Heh, looking at my comment it turns out I said roughly the same thing 3 years ago.
I pretty strongly agree with this review (and jtbc it was written without any input from me, even though Daniel and I are both at CHAI).
Yeah, maybe I should say “coherence theorems” to be clearer about this? (Like, it isn’t a theorem that I shouldn’t give you limitless number of dollars in return for nothing; maybe I think that you are more capable than me and fully aligned with me, and so you’d do a better job with my money. Or maybe I value your happiness, and the best way to purchase it is to give you money no strings attached.)
Fwiw, I do in fact worry about goal-directedness, but (I think) I know what you mean. (For others, I think Daniel is referring to something like “the MIRI camp”, though that is also not an accurate pointer, and it is true that I am outside that camp.)
My responses to the questions:
The ones in Will humans build goal-directed agents?, but if you want arguments that aren’t about humans, then I don’t know.

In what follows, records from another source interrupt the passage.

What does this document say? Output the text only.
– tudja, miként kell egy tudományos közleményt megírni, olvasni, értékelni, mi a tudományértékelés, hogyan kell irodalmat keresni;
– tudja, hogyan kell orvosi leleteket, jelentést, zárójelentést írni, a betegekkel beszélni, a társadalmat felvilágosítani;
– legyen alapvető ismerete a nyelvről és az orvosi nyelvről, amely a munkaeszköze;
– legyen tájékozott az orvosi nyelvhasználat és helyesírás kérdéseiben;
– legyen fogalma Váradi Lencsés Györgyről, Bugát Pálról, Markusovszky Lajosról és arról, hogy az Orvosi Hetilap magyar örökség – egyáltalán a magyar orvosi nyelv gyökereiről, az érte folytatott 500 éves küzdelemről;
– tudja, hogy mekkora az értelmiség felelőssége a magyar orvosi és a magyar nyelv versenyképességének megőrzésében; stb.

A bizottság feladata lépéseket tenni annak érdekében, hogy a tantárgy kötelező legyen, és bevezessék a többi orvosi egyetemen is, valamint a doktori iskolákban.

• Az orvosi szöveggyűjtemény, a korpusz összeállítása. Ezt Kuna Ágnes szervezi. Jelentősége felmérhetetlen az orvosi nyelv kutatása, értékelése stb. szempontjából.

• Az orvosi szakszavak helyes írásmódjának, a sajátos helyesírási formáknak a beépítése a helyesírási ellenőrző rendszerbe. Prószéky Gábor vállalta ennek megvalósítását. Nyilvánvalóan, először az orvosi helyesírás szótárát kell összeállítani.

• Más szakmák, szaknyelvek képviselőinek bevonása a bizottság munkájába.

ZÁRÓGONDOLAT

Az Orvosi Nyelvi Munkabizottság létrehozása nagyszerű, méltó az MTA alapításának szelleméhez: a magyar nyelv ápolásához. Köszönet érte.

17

Depends on the distribution over utility functions, the action space, etc, but e.g. if it uniformly selects a numeric reward value for each possible trajectory (state-action sequence) where the actions are low-level (e.g. human muscle control), astronomically low.

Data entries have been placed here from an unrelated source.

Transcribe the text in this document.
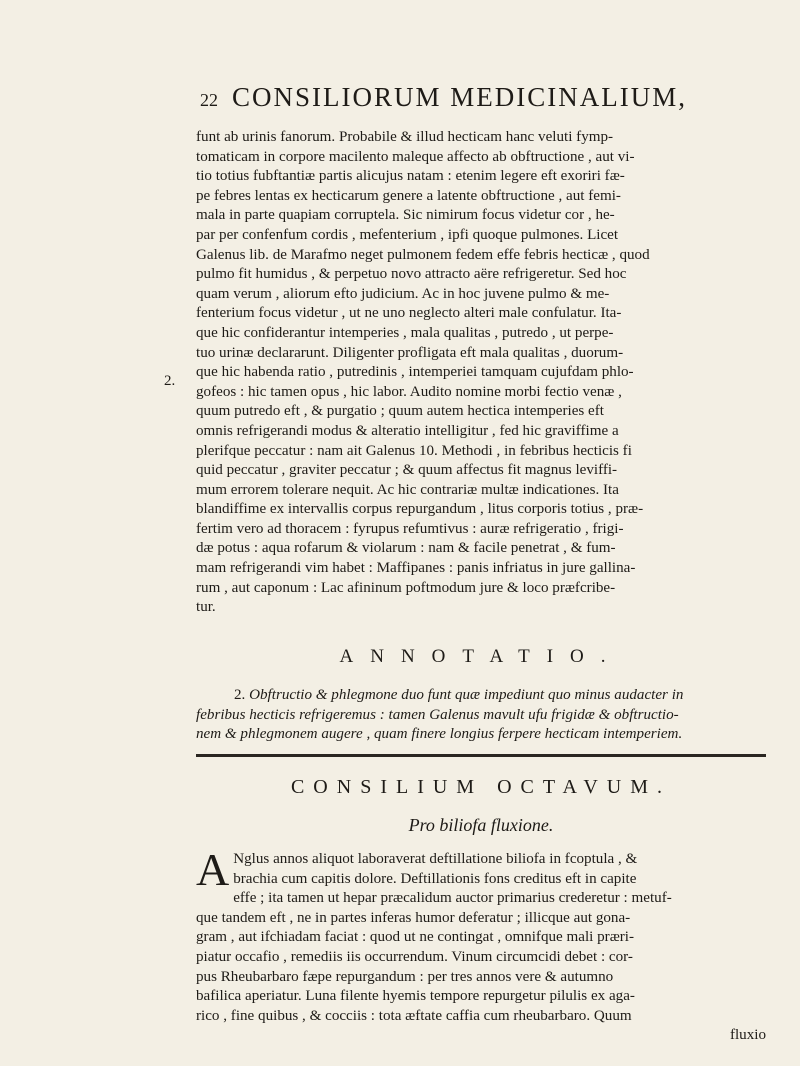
22 CONSILIORUM MEDICINALIUM,
2.
funt ab urinis fanorum. Probabile & illud hecticam hanc veluti fymp-
tomaticam in corpore macilento maleque affecto ab obftructione , aut vi-
tio totius fubftantiæ partis alicujus natam : etenim legere eft exoriri fæ-
pe febres lentas ex hecticarum genere a latente obftructione , aut femi-
mala in parte quapiam corruptela. Sic nimirum focus videtur cor , he-
par per confenfum cordis , mefenterium , ipfi quoque pulmones. Licet
Galenus lib. de Marafmo neget pulmonem fedem effe febris hecticæ , quod
pulmo fit humidus , & perpetuo novo attracto aëre refrigeretur. Sed hoc
quam verum , aliorum efto judicium. Ac in hoc juvene pulmo & me-
fenterium focus videtur , ut ne uno neglecto alteri male confulatur. Ita-
que hic confiderantur intemperies , mala qualitas , putredo , ut perpe-
tuo urinæ declararunt. Diligenter profligata eft mala qualitas , duorum-
que hic habenda ratio , putredinis , intemperiei tamquam cujufdam phlo-
gofeos : hic tamen opus , hic labor. Audito nomine morbi fectio venæ ,
quum putredo eft , & purgatio ; quum autem hectica intemperies eft
omnis refrigerandi modus & alteratio intelligitur , fed hic graviffime a
plerifque peccatur : nam ait Galenus 10. Methodi , in febribus hecticis fi
quid peccatur , graviter peccatur ; & quum affectus fit magnus leviffi-
mum errorem tolerare nequit. Ac hic contrariæ multæ indicationes. Ita
blandiffime ex intervallis corpus repurgandum , litus corporis totius , præ-
fertim vero ad thoracem : fyrupus refumtivus : auræ refrigeratio , frigi-
dæ potus : aqua rofarum & violarum : nam & facile penetrat , & fum-
mam refrigerandi vim habet : Maffipanes : panis infriatus in jure gallina-
rum , aut caponum : Lac afininum poftmodum jure & loco præfcribe-
tur.
ANNOTATIO.
2. Obftructio & phlegmone duo funt quæ impediunt quo minus audacter in
febribus hecticis refrigeremus : tamen Galenus mavult ufu frigidæ & obftructio-
nem & phlegmonem augere , quam finere longius ferpere hecticam intemperiem.
CONSILIUM OCTAVUM.
Pro biliofa fluxione.
A Nglus annos aliquot laboraverat deftillatione biliofa in fcoptula , &
brachia cum capitis dolore. Deftillationis fons creditus eft in capite
effe ; ita tamen ut hepar præcalidum auctor primarius crederetur : metuf-
que tandem eft , ne in partes inferas humor deferatur ; illicque aut gona-
gram , aut ifchiadam faciat : quod ut ne contingat , omnifque mali præri-
piatur occafio , remediis iis occurrendum. Vinum circumcidi debet : cor-
pus Rheubarbaro fæpe repurgandum : per tres annos vere & autumno
bafilica aperiatur. Luna filente hyemis tempore repurgetur pilulis ex aga-
rico , fine quibus , & cocciis : tota æftate caffia cum rheubarbaro. Quum
fluxio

That will probably be a good model for some (many?) powerful AI systems that humans build.
I don’t know. (I think it depends quite strongly on the way in which we train powerful AI systems.)
Not likely at low levels of intelligence, plausible at higher levels of intelligence, but really the question is not specified enough.
Well, I didn’t consult you in the process of writing the review, but we’ve had many conversations on the topic which presumably have influenced how I think about the topic and what I ended up writing in the review.
Sorry, I meant theorems taking ‘no limitless dollar sink’ as an axiom and deriving something interesting from that.